Example (FarmHash64)

>>> layer = keras.layers.Hashing(num_bins=3)
>>> inp = [['A'], ['B'], ['C'], ['D'], ['E']]
>>> layer(inp)
array([[1],
        [0],
        [1],
        [1],
        [2]])>

Example (FarmHash64) with a mask value

>>> layer = keras.layers.Hashing(num_bins=3, mask_value='')
>>> inp = [['A'], ['B'], [''], ['C'], ['D']]
>>> layer(inp)
array([[1],
        [1],
        [0],
        [2],
        [2]])

Example (SipHash64)

>>> layer = keras.layers.Hashing(num_bins=3, salt=[133, 137])
>>> inp = [['A'], ['B'], ['C'], ['D'], ['E']]
>>> layer(inp)
array([[1],
        [2],
        [1],
        [0],
        [2]])

Example (Siphash64 with a single integer, same as salt=[133, 133])
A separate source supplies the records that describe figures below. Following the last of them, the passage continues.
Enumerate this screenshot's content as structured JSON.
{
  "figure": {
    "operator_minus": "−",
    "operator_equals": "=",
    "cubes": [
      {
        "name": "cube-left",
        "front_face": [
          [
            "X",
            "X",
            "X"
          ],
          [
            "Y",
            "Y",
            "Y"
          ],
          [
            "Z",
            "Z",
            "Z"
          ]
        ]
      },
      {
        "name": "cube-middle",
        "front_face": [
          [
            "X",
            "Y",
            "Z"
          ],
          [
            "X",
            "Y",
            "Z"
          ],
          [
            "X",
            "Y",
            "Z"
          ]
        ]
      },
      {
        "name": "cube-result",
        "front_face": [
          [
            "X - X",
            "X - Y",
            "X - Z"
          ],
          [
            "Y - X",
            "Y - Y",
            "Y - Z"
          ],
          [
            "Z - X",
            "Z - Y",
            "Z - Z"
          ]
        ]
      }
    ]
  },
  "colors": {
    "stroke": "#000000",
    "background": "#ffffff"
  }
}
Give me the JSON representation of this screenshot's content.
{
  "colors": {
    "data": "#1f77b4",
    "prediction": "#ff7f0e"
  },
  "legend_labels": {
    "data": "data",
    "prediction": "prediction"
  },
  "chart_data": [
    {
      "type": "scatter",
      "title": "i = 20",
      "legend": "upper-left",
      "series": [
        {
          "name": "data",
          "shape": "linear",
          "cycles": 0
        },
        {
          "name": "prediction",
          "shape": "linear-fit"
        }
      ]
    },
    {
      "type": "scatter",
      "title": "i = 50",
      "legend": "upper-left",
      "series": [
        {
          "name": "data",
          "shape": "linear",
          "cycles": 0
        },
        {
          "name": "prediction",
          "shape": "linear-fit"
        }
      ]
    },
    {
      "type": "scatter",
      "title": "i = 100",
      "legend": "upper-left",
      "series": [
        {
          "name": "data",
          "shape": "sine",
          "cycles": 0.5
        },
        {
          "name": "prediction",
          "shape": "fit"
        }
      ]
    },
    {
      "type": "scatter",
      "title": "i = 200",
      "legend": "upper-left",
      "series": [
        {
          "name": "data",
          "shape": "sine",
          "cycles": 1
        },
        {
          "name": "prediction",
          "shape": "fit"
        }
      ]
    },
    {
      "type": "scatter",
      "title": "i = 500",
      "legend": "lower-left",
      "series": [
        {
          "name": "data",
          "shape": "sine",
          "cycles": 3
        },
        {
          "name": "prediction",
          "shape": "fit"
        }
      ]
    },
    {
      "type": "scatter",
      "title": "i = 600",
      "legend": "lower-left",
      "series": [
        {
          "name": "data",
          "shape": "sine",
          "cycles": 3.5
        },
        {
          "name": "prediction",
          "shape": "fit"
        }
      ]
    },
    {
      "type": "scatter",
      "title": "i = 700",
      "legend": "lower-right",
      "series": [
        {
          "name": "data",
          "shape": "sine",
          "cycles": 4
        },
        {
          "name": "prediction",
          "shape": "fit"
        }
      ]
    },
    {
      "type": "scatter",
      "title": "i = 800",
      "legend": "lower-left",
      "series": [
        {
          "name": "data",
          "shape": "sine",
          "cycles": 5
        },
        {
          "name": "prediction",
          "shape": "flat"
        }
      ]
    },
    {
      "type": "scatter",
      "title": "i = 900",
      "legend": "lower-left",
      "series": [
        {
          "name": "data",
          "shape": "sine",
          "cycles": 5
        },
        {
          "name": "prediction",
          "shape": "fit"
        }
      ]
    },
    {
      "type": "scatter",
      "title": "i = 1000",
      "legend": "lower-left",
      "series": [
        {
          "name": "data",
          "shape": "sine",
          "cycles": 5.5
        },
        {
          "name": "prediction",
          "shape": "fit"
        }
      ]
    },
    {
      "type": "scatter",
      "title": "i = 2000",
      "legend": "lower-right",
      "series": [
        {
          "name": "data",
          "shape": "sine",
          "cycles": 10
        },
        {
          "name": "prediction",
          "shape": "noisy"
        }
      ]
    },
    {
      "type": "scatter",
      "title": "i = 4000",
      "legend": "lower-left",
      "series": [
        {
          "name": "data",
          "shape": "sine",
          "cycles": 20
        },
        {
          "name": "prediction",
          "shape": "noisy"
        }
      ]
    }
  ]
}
>>> layer = keras.layers.Hashing(num_bins=3, salt=133)
>>> inp = [['A'], ['B'], ['C'], ['D'], ['E']]
>>> layer(inp)
array([[0],
        [0],
        [2],
        [1],
        [0]])

Arguments

  • num_bins: Number of hash bins. Note that this includes the mask_value bin, so the effective number of bins is (num_bins - 1) if mask_value is set.
  • mask_value: A value that represents masked inputs, which are mapped to index 0. None means no mask term will be added and the hashing will start at index 0. Defaults to None.
  • salt: A single unsigned integer or None. If passed, the hash function used will be SipHash64, with these values used as an additional input (known as a "salt" in cryptography). These should be non-zero. If None, uses the FarmHash64 hash function. It also supports tuple/list of 2 unsigned integer numbers, see reference paper for details. Defaults to None.
  • output_mode: Specification for the output of the layer. Values can be "int", "one_hot", "multi_hot", or "count" configuring the layer as follows:
    • "int": Return the integer bin indices directly.
    • "one_hot": Encodes each individual element in the input into an array the same size as num_bins, containing a 1 at the input's bin index. If the last dimension is size 1, will encode on that dimension. If the last dimension is not size 1, will append a new dimension for the encoded output.
    • "multi_hot": Encodes each sample in the input into a single array the same size as num_bins, containing a 1 for each bin index index present in the sample. Treats the last dimension as the sample dimension, if input shape is (..., sample_length), output shape will be (..., num_tokens).
    • "count": As "multi_hot", but the int array contains a count of the number of times the bin index appeared in the sample. Defaults to "int".
  • sparse: Boolean. Only applicable to "one_hot", "multi_hot", and "count" output modes. Only supported with TensorFlow backend. If True, returns a SparseTensor instead of a dense Tensor. Defaults to False.
  • **kwargs: Keyword arguments to construct a layer.

Input shape

A single string, a list of strings, or an int32 or int64 tensor of shape (batch_size, ...,).

Output shape

An int32 tensor of shape (batch_size, ...).